Updated: Oct 19, 2020
Testimony: Anonymous -LP
I really enjoyed my time here with you guys and I must say the first 2-3 days I was here I never felt like I was home, I felt like I was in prison but as the days went by I felt at home, enjoyed the warm welcome from staff and peers. For once I felt like not leaving because when I came here I felt like leaving the first week I was here. When they told me the good and bad news I took it well but I must say there isn’t bad news at all it is supposed to be the good & the great news not bad because I really have a great family here and I will surely miss it and especially Daniele. He’s been a great sponsor to me.
I enjoyed the individual counselling because you get to learn a lot about yourself and I loved being open and honest with Daniele, He makes you feel free and doesn’t judge and helps me a lot if I was going through rough emotions.
Group counselling was also good because you could learn a few things about someone else and I would enjoy them because you/I also learnt a lot from it and gained knowledge from group peers.
Step Work Counselling
Step work helped me know I am an addict and I need help because I wouldn’t have done it alone and also made me reflect on my past and helped me to move on and better my future and not looking back at my past.
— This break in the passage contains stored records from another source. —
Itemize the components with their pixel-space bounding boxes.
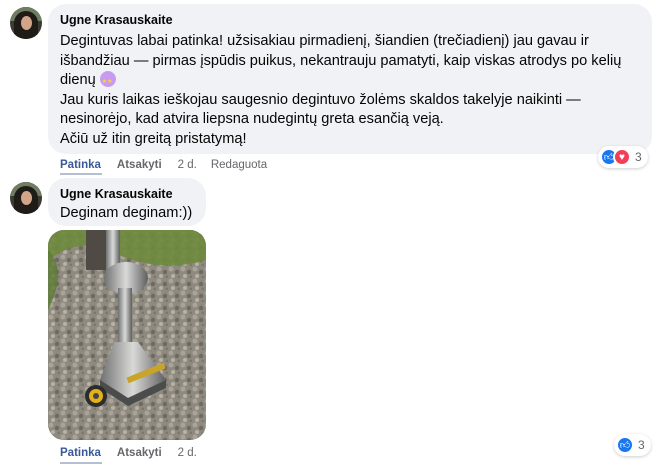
avatar[interactable] bbox=[10, 7, 42, 39]
like-underline bbox=[60, 462, 102, 464]
reactions-badge[interactable]: 👍︎ 3 bbox=[614, 434, 651, 456]
comment-actions: Patinka Atsakyti 2 d. bbox=[60, 447, 211, 459]
comment-text-line: Degintuvas labai patinka! užsisakiau pir… bbox=[60, 33, 589, 49]
comment-author[interactable]: Ugne Krasauskaite bbox=[60, 12, 640, 28]
reaction-count: 3 bbox=[638, 438, 645, 452]
love-icon: ♥ bbox=[613, 148, 631, 166]
like-button[interactable]: Patinka bbox=[60, 159, 101, 171]
reply-button[interactable]: Atsakyti bbox=[117, 447, 162, 459]
like-button[interactable]: Patinka bbox=[60, 447, 101, 459]
comment-photo[interactable] bbox=[48, 230, 206, 440]
comment-text-line: Ačiū už itin greitą pristatymą! bbox=[60, 130, 247, 147]
comment-bubble: Ugne Krasauskaite Deginam deginam:)) bbox=[48, 178, 206, 226]
timestamp[interactable]: 2 d. bbox=[178, 159, 197, 171]
comment-author[interactable]: Ugne Krasauskaite bbox=[60, 186, 194, 202]
comment-text-line: Jau kuris laikas ieškojau saugesnio degi… bbox=[60, 91, 581, 108]
comment-bubble: Ugne Krasauskaite Degintuvas labai patin… bbox=[48, 4, 652, 154]
timestamp[interactable]: 2 d. bbox=[178, 447, 197, 459]
reply-button[interactable]: Atsakyti bbox=[117, 159, 162, 171]
comment-actions: Patinka Atsakyti 2 d. Redaguota bbox=[60, 159, 283, 171]
comment-text-line: Deginam deginam:)) bbox=[60, 205, 193, 221]
weed-burner-photo bbox=[48, 230, 206, 440]
reactions-badge[interactable]: 👍︎ ♥ 3 bbox=[598, 146, 648, 168]
edited-label[interactable]: Redaguota bbox=[211, 159, 267, 171]
comment-text-segment: dienų bbox=[60, 72, 96, 88]
comment-text-line: nesinorėjo, kad atvira liepsna nudegintų… bbox=[60, 111, 444, 127]
avatar[interactable] bbox=[10, 182, 42, 214]
star-struck-emoji-icon bbox=[99, 71, 116, 93]
comment-text-line: išbandžiau — pirmas įspūdis puikus, neka… bbox=[60, 52, 622, 69]
comment-text-line: dienų bbox=[60, 71, 640, 93]
like-underline bbox=[60, 173, 102, 175]
reaction-count: 3 bbox=[635, 150, 642, 164]
like-icon: 👍︎ bbox=[616, 436, 634, 454]
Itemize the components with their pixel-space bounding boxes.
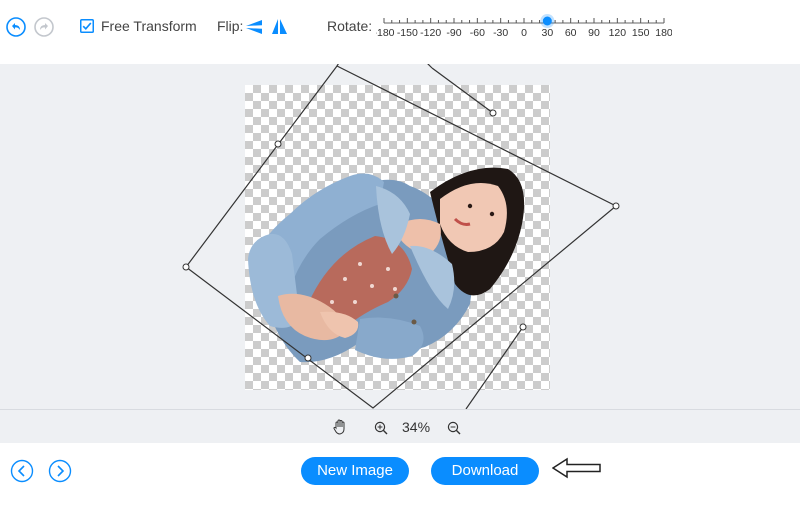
rotate-tick-label: -180 [376, 27, 395, 39]
download-button[interactable]: Download [431, 457, 539, 485]
rotate-tick-label: 180 [655, 27, 672, 39]
zoom-out-icon[interactable] [447, 421, 461, 435]
zoom-bar: 34% [0, 409, 800, 444]
new-image-button[interactable]: New Image [301, 457, 409, 485]
cutout-image[interactable] [248, 167, 525, 363]
rotate-tick-label: -150 [397, 27, 418, 39]
image-stage [182, 64, 620, 409]
redo-icon[interactable] [34, 17, 54, 37]
rotate-tick-label: 120 [609, 27, 627, 39]
arrow-pointer-icon [552, 457, 601, 479]
next-arrow-icon[interactable] [48, 459, 72, 483]
zoom-in-icon[interactable] [374, 421, 388, 435]
rotate-tick-label: -120 [420, 27, 441, 39]
rotate-knob[interactable] [542, 16, 552, 26]
handle-bottom-right [519, 323, 527, 331]
handle-top-right [489, 109, 497, 117]
zoom-level: 34% [402, 419, 431, 435]
free-transform-checkbox[interactable] [80, 19, 94, 33]
rotate-tick-label: 150 [632, 27, 650, 39]
canvas-area [0, 64, 800, 409]
rotate-tick-label: -90 [446, 27, 461, 39]
rotate-tick-label: -30 [493, 27, 508, 39]
rotate-tick-label: 30 [541, 27, 553, 39]
top-toolbar: Free Transform Flip: Rotate: -180-150-12… [0, 0, 800, 64]
flip-horizontal-icon[interactable] [271, 18, 288, 36]
free-transform-label[interactable]: Free Transform [101, 18, 197, 34]
handle-right [612, 202, 620, 210]
hand-pan-icon[interactable] [333, 419, 347, 435]
rotate-label: Rotate: [327, 18, 373, 34]
handle-left [182, 263, 190, 271]
flip-label: Flip: [217, 18, 244, 34]
rotate-tick-label: 60 [565, 27, 577, 39]
footer-bar: New Image Download [0, 443, 800, 527]
handle-top-left [274, 140, 282, 148]
rotate-tick-label: 90 [588, 27, 600, 39]
rotate-slider[interactable]: -180-150-120 -90 -60 -30 0 30 60 90 120 150 180 [376, 10, 672, 44]
rotate-tick-label: -60 [470, 27, 485, 39]
flip-vertical-icon[interactable] [246, 19, 264, 35]
undo-icon[interactable] [6, 17, 26, 37]
rotate-tick-label: 0 [521, 27, 527, 39]
handle-bottom [304, 354, 312, 362]
prev-arrow-icon[interactable] [10, 459, 34, 483]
This is a good place it doesn’t really feel like rehab but then the duties we have to do was so tiring and the goodwill felt like labour haha but either way this is a very good place.
I enjoyed most of my meals especially my lunch and supper, breakfast I didn’t eat that much because I hated that food only ate corn flakes.
The meetings I have had here are very good. I gained a lot from them and learned a lot too about a thing or two about the experiences others have shared.
I really love this place. I can call it home because I felt a lot safer in here and being away from the outside world was such a nice experience and forgetting a bit about your phone and social media. I am proud to this was my very first rehab and the last rehab I will ever go to.